Send me some hints please, I don't want an answer I need to get it by myself but I'm failing miserably...
The problem is:
Prove that for all natural numbers $n$, $4^n > n^3$
Let's see: We have that $2^n>n$ for all $n$, and $2^n>n^2$ for $n\ge 5$. So $4^n=2^n2^n>n^3$ for $n\ge 5$, and we just need to prove the cases $n\le 4$ by hand, and this is straightforward.
Your qn in the title and the body are not the same. Taking the version in the title as your question here is a suggestion to attack: Take the ratio of consecutive terms. For the LHS the ratio is $4^{n+1}/4^n = 4$. That is every time the LHS gets magnified by a factor of 4. For the RHS the ratio is $\frac{ (n+1)^3}{n^3}$ which keeps getting smaller; $(3/2)^3=27/8$ is already less than 4. So you can see that LHS will be bigger.
I made it for every natural $n\geq 3$, $4^n>n^3$.
For induction in $n$. First, for $n=3$ is ok : $4^3>3^3$. Therefore, it is the basis of induction.
Now suppose that the inequality is true to a certain $n=k$, i.e., $4^k>k^3$. So as $k\geq 3$, it follows that $k^2\geq 9>3$ and $k^3\geq 9>1$, then $$4^{k+1}=4^k\cdot 4>k^3\cdot 4=k^3+k^3+k^3+k^3>k^3+1 +k^2\cdot k+k\cdot k^2>$$ $$>k^3+1+3k^2+3k=(k+1)^3. $$
Therefore, the result follows by induction.
Induction is clearly enough, as pointed by @user131755. If you like another approach, consider the function $f:\mathbb{R}^+\to\mathbb{R}^+$ given by $f(x)=x^3 e^{-\log(4) x}$. Its derivative is: $$f'(x) = \left(3x^2-\log(4)x^3\right)e^{-\log(4) x},$$ so $f(x)$ has a maximum in $x=\frac{3}{\log 4}$ and $$ f(x) \leq f\left(\frac{3}{\log 4}\right)=\left(\frac{3}{e\log 4}\right)^3\leq\left(\frac{9}{10}\right)^3<1 $$ since $e>\frac{5}{2}$ and $\log(2)>\frac{2}{3}$. $f(x)<1$ just gives $4^x>x^3$ for any $x>0$.

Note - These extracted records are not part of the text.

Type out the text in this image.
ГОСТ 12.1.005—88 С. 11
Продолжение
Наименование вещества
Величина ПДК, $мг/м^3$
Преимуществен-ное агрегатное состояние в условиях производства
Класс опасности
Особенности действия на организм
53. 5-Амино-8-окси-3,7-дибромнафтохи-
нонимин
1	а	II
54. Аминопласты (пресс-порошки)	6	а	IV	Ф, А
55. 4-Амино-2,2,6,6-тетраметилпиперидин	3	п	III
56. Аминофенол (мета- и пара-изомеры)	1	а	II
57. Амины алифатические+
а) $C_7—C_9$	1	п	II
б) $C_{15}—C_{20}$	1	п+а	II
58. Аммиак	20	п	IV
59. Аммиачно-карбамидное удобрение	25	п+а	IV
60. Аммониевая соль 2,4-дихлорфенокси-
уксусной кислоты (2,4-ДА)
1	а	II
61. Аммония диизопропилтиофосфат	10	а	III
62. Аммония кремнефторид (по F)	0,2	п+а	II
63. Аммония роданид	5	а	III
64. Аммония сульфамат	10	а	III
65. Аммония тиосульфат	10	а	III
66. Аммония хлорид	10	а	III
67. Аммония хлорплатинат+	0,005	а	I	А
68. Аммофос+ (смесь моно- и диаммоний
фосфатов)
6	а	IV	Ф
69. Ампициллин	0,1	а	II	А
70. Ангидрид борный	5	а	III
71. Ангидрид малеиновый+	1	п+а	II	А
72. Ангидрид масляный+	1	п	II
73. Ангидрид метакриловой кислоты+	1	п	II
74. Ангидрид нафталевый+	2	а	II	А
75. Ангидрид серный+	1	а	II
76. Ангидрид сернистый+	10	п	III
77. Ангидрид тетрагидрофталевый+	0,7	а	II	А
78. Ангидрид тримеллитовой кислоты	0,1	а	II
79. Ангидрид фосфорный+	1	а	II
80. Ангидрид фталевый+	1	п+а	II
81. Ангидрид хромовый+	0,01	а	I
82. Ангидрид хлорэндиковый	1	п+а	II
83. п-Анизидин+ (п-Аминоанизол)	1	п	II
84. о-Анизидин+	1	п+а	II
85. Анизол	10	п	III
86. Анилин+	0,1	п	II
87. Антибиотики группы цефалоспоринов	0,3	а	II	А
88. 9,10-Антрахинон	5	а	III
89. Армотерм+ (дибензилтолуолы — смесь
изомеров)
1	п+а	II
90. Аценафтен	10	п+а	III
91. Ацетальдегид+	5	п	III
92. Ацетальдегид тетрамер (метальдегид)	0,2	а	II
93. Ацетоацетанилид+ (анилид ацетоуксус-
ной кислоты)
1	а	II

In alternative, for any $n\geq 3$ by the binomial theorem we have: $$ 4^{n} = \frac{1}{4}(3+1)^{n+1} > \frac{27}{4}\binom{n+1}{3} = \frac{9}{8}(n^3-n)=n^3+\frac{n(n+3)(n-3)}{8}\geq n^3.$$
Try induction. $4^n=4 \cdot 4^{n-1}$ and the binomial theorem might come in handy.